Jim Chasey

Career information
- CFL status: International
- Position(s): QB
- Height: 6 ft 1 in (185 cm)
- Weight: 185 lb (84 kg)
- US college: Dartmouth

Career history

As player
- 1971–1972: Montreal Alouettes
- 1972: Toronto Argonauts

Career highlights and awards
- First-team All-East (1970);

= Jim Chasey =

American gridiron football player

Jim Chasey is an American former professional football quarterback who played two seasons in the Canadian Football League (CFL) with the Montreal Alouettes and Toronto Argonauts. He played college football at Dartmouth College.

==College career==
Chasey played college football for the Dartmouth Big Green.
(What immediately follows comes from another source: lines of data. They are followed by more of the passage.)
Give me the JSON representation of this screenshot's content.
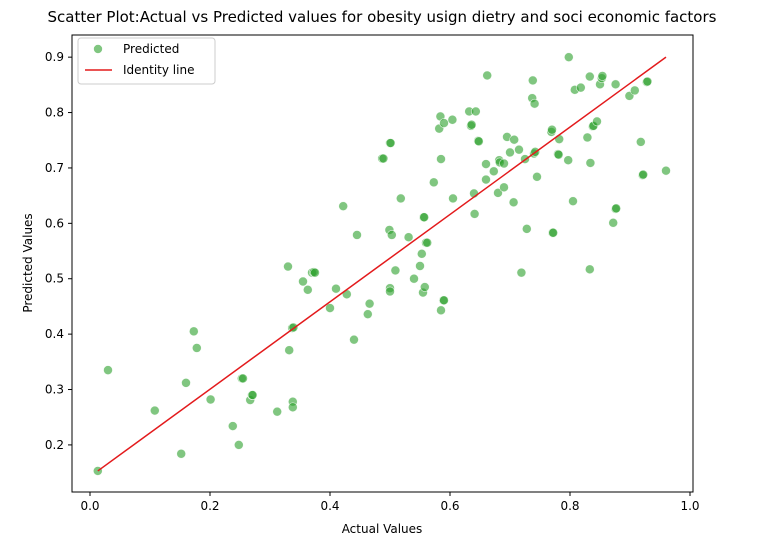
{
  "chart_data": {
    "type": "scatter",
    "title": "Scatter Plot:Actual vs Predicted values for obesity usign dietry and soci economic factors",
    "xlabel": "Actual Values",
    "ylabel": "Predicted Values",
    "xlim": [
      -0.03,
      1.005
    ],
    "ylim": [
      0.115,
      0.94
    ],
    "xticks": [
      0.0,
      0.2,
      0.4,
      0.6,
      0.8,
      1.0
    ],
    "xtick_labels": [
      "0.0",
      "0.2",
      "0.4",
      "0.6",
      "0.8",
      "1.0"
    ],
    "yticks": [
      0.2,
      0.3,
      0.4,
      0.5,
      0.6,
      0.7,
      0.8,
      0.9
    ],
    "ytick_labels": [
      "0.2",
      "0.3",
      "0.4",
      "0.5",
      "0.6",
      "0.7",
      "0.8",
      "0.9"
    ],
    "grid": false,
    "legend_position": "top-left",
    "series": [
      {
        "name": "Predicted",
        "kind": "scatter",
        "color": "#2ca02c",
        "points": [
          [
            0.013,
            0.153
          ],
          [
            0.03,
            0.335
          ],
          [
            0.108,
            0.262
          ],
          [
            0.152,
            0.184
          ],
          [
            0.16,
            0.312
          ],
          [
            0.173,
            0.405
          ],
          [
            0.178,
            0.375
          ],
          [
            0.201,
            0.282
          ],
          [
            0.238,
            0.234
          ],
          [
            0.248,
            0.2
          ],
          [
            0.253,
            0.32
          ],
          [
            0.255,
            0.32
          ],
          [
            0.267,
            0.281
          ],
          [
            0.27,
            0.29
          ],
          [
            0.271,
            0.29
          ],
          [
            0.312,
            0.26
          ],
          [
            0.33,
            0.522
          ],
          [
            0.332,
            0.371
          ],
          [
            0.337,
            0.411
          ],
          [
            0.338,
            0.278
          ],
          [
            0.338,
            0.268
          ],
          [
            0.339,
            0.412
          ],
          [
            0.355,
            0.495
          ],
          [
            0.363,
            0.48
          ],
          [
            0.37,
            0.511
          ],
          [
            0.373,
            0.512
          ],
          [
            0.375,
            0.511
          ],
          [
            0.4,
            0.447
          ],
          [
            0.41,
            0.482
          ],
          [
            0.422,
            0.631
          ],
          [
            0.428,
            0.472
          ],
          [
            0.44,
            0.39
          ],
          [
            0.445,
            0.579
          ],
          [
            0.463,
            0.436
          ],
          [
            0.466,
            0.455
          ],
          [
            0.487,
            0.717
          ],
          [
            0.489,
            0.717
          ],
          [
            0.499,
            0.588
          ],
          [
            0.5,
            0.483
          ],
          [
            0.5,
            0.477
          ],
          [
            0.5,
            0.745
          ],
          [
            0.501,
            0.745
          ],
          [
            0.503,
            0.579
          ],
          [
            0.509,
            0.515
          ],
          [
            0.518,
            0.645
          ],
          [
            0.531,
            0.575
          ],
          [
            0.54,
            0.5
          ],
          [
            0.55,
            0.523
          ],
          [
            0.553,
            0.545
          ],
          [
            0.555,
            0.475
          ],
          [
            0.556,
            0.611
          ],
          [
            0.557,
            0.611
          ],
          [
            0.558,
            0.485
          ],
          [
            0.56,
            0.565
          ],
          [
            0.562,
            0.565
          ],
          [
            0.573,
            0.674
          ],
          [
            0.582,
            0.771
          ],
          [
            0.584,
            0.793
          ],
          [
            0.585,
            0.716
          ],
          [
            0.585,
            0.443
          ],
          [
            0.589,
            0.461
          ],
          [
            0.59,
            0.461
          ],
          [
            0.59,
            0.781
          ],
          [
            0.604,
            0.787
          ],
          [
            0.605,
            0.645
          ],
          [
            0.632,
            0.802
          ],
          [
            0.635,
            0.776
          ],
          [
            0.636,
            0.778
          ],
          [
            0.64,
            0.654
          ],
          [
            0.641,
            0.617
          ],
          [
            0.643,
            0.802
          ],
          [
            0.647,
            0.749
          ],
          [
            0.648,
            0.748
          ],
          [
            0.66,
            0.707
          ],
          [
            0.66,
            0.679
          ],
          [
            0.662,
            0.867
          ],
          [
            0.673,
            0.694
          ],
          [
            0.68,
            0.655
          ],
          [
            0.682,
            0.714
          ],
          [
            0.683,
            0.71
          ],
          [
            0.69,
            0.665
          ],
          [
            0.69,
            0.708
          ],
          [
            0.695,
            0.756
          ],
          [
            0.7,
            0.728
          ],
          [
            0.706,
            0.638
          ],
          [
            0.707,
            0.751
          ],
          [
            0.715,
            0.733
          ],
          [
            0.719,
            0.511
          ],
          [
            0.725,
            0.716
          ],
          [
            0.728,
            0.59
          ],
          [
            0.737,
            0.826
          ],
          [
            0.738,
            0.858
          ],
          [
            0.74,
            0.726
          ],
          [
            0.741,
            0.816
          ],
          [
            0.742,
            0.729
          ],
          [
            0.745,
            0.684
          ],
          [
            0.769,
            0.765
          ],
          [
            0.77,
            0.769
          ],
          [
            0.771,
            0.583
          ],
          [
            0.772,
            0.583
          ],
          [
            0.78,
            0.725
          ],
          [
            0.781,
            0.724
          ],
          [
            0.782,
            0.752
          ],
          [
            0.797,
            0.714
          ],
          [
            0.798,
            0.9
          ],
          [
            0.805,
            0.64
          ],
          [
            0.808,
            0.841
          ],
          [
            0.818,
            0.845
          ],
          [
            0.829,
            0.755
          ],
          [
            0.833,
            0.865
          ],
          [
            0.833,
            0.517
          ],
          [
            0.834,
            0.709
          ],
          [
            0.838,
            0.775
          ],
          [
            0.839,
            0.776
          ],
          [
            0.845,
            0.784
          ],
          [
            0.85,
            0.851
          ],
          [
            0.853,
            0.862
          ],
          [
            0.854,
            0.866
          ],
          [
            0.872,
            0.601
          ],
          [
            0.876,
            0.626
          ],
          [
            0.877,
            0.627
          ],
          [
            0.876,
            0.851
          ],
          [
            0.899,
            0.83
          ],
          [
            0.908,
            0.84
          ],
          [
            0.918,
            0.747
          ],
          [
            0.921,
            0.687
          ],
          [
            0.922,
            0.688
          ],
          [
            0.928,
            0.855
          ],
          [
            0.929,
            0.856
          ],
          [
            0.96,
            0.695
          ]
        ]
      },
      {
        "name": "Identity line",
        "kind": "line",
        "color": "#e31a1c",
        "points": [
          [
            0.013,
            0.153
          ],
          [
            0.96,
            0.9
          ]
        ]
      }
    ]
  }
}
He helped Dartmouth to a share of the Ivy League championship in 1969 and helped the Big Green to an undefeated season and the Ivy League championship his senior year in 1970. He was also named an "All Ivy" All Star and an "All East" All Star in 1970. Chasey recorded 2,391 yards on 14 passing touchdowns during his college career. He also played baseball for the Dartmouth Big Green in 1969.

==Professional career==
Chasey signed with the Montreal Alouettes in 1971 and started for them his first season before suffering an injury. He served as backup quarterback in 1972 and was released by the team on August 7, 1972, to make room for quarterback George Mira.

Chasey was signed by the Toronto Argonauts in 1972 and was released by the Argonauts later in the 1972 season.